Even when one turns to the family for a sense of purpose, the specter of alienation often appears. In an agrarian society, all members of a family participate in the “family business.” The same can be said for those who operated craft shops or relied on the extraction of nature resources for the generation of income. Typically, fishing, mining, and herding were a family business, as were shops specializing in stone carvings or finely woven fabric. This is rarely the case in contemporary societies. Today, in an urban or suburban setting, parents go off to work and children go to school. At the end of the day, children are likely to witness only their parents trying to escape from the drudgery of work (through consumption of alcohol, watching TV or trolling on the Internet). The children, in turn, are likely to have homework to do or they too slip off to the distraction of the Internet or Tweeting. Members of the family thus become isolated from one another. Alienation exists even with the family unit.
Life Purpose, Indifference and Psychopathy
What then does this have to do with psychopathy? I would suggest (in alignment with many social critics) that pervasive alienation leads not just to a lose of meaning and life purpose, but also to the potential diminution of one’s mental capacities and a dampening of one’s emotions and passions. We become depressed and find no support for our deep grieving among significant others in our life. We substitute substances that are mind and mood altering for a sense of life purpose, and soon become addicted—which leads to exacerbation of our own proclivities toward depression and delusional thought.
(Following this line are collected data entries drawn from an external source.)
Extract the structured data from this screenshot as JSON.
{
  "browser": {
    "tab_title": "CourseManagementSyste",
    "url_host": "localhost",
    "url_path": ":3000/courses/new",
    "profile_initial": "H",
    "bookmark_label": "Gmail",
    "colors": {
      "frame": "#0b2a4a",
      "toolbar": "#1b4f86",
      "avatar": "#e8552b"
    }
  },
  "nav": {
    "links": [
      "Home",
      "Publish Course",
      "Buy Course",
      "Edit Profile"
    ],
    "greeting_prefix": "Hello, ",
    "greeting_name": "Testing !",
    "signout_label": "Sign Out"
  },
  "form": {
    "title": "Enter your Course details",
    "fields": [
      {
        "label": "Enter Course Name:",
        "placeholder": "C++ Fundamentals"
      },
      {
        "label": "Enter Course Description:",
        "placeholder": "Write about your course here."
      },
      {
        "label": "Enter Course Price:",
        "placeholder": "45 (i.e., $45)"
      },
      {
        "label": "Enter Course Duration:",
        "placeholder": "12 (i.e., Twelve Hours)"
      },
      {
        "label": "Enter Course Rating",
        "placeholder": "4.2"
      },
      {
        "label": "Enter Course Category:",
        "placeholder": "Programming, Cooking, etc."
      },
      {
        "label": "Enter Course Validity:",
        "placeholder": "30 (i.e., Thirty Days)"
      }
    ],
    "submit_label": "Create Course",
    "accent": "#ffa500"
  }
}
There is one final dynamic of alienation that I wish to bring forth. In describing this dynamic, I turn once again to the writing of Richard Sennett. In his insightful and often disturbing book on Authority, Sennett (1980) describes various ways in which this social force has operated throughout Western history. Much as he has done in describing the shift from public to private self, Sennett suggests that the very nature of authority has changed over the past few centuries in Western societies.